The scientist utilized the Raman microspectroscopy technique, a simple, cost-effective tool to find sensitive chemical changes in biological samples.
“Scientists have found “EBV virus has been found to be widely present in the human population. It usually does not cause any harm, but the virus gets reactivated inside the body in some unusual conditions like immunological stress or immunocompetence. This may further lead to various complications like a type of blood cancer called Burkitt’s lymphoma, stomach cancer, multiple sclerosis and so on,” stated the government release.
“The research work aids in the understanding of EBV-mediated biomolecular changes in the various compartments of the central nervous system leading to better understanding of nervous system diseases,” said Dr. Hem Chandra Jha, a team leader from from Infection Bioengineering group at IIT Indore.
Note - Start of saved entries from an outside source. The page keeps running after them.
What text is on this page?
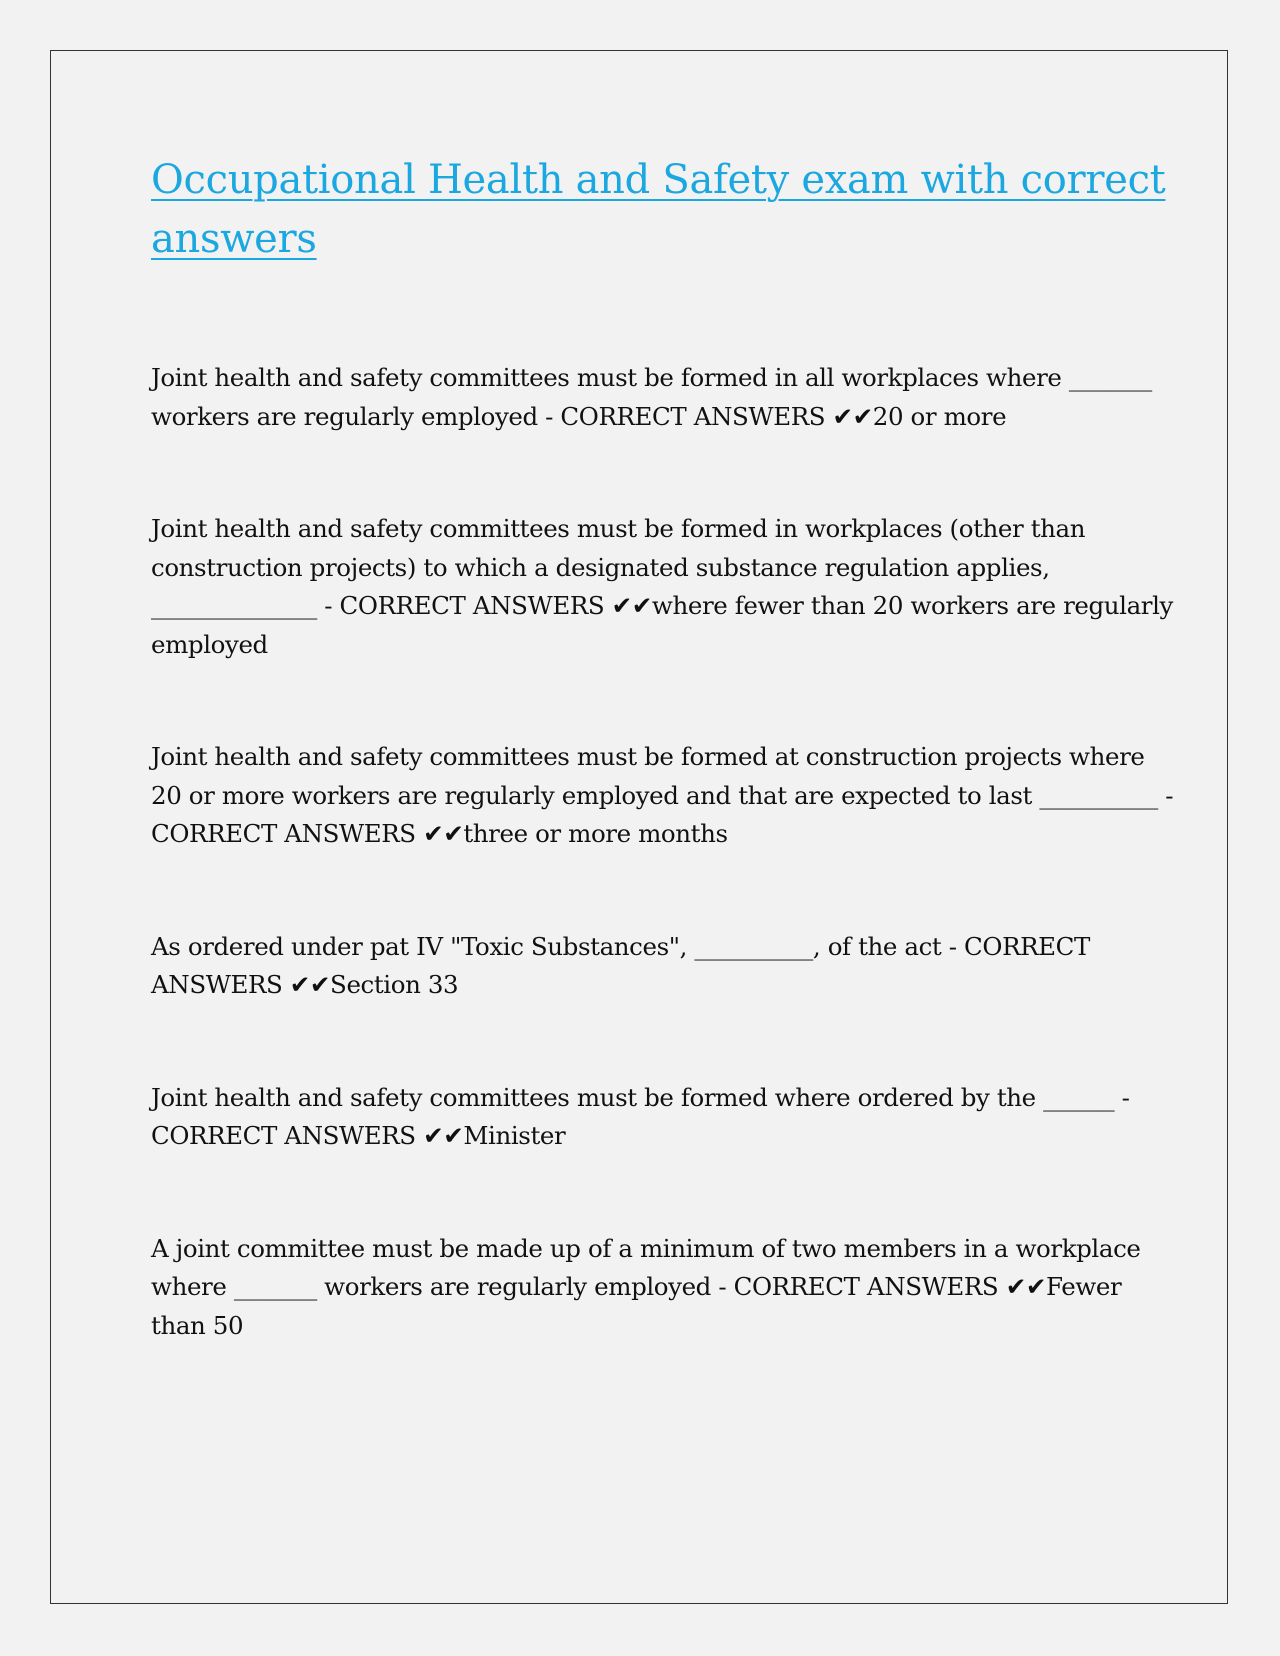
Occupational Health and Safety exam with correct answers

Joint health and safety committees must be formed in all workplaces where _______ workers are regularly employed - CORRECT ANSWERS ✔✔20 or more

Joint health and safety committees must be formed in workplaces (other than construction projects) to which a designated substance regulation applies, ______________ - CORRECT ANSWERS ✔✔where fewer than 20 workers are regularly employed

Joint health and safety committees must be formed at construction projects where 20 or more workers are regularly employed and that are expected to last __________ - CORRECT ANSWERS ✔✔three or more months

As ordered under pat IV "Toxic Substances", __________, of the act - CORRECT ANSWERS ✔✔Section 33

Joint health and safety committees must be formed where ordered by the ______ - CORRECT ANSWERS ✔✔Minister

A joint committee must be made up of a minimum of two members in a workplace where _______ workers are regularly employed - CORRECT ANSWERS ✔✔Fewer than 50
Experts said that earlier studies provided links of EBV involvement in various neurodegenerative diseases. However, how this virus can affect the cells of the brain and manipulate them is still unexplored, stated the release.
Prof Rajesh Kumar stated: “The study is also helpful in establishing the advantages of Raman microspectroscopy, a cost-effective and non-invasive technique, in carrying out studies on virus-associated cellular complications in clinical settings. It could provide an upper hand in analysing clinical samples in comparison to other techniques, which require advanced setups for studying the virus-associated changes in cells, tissues, and organs.”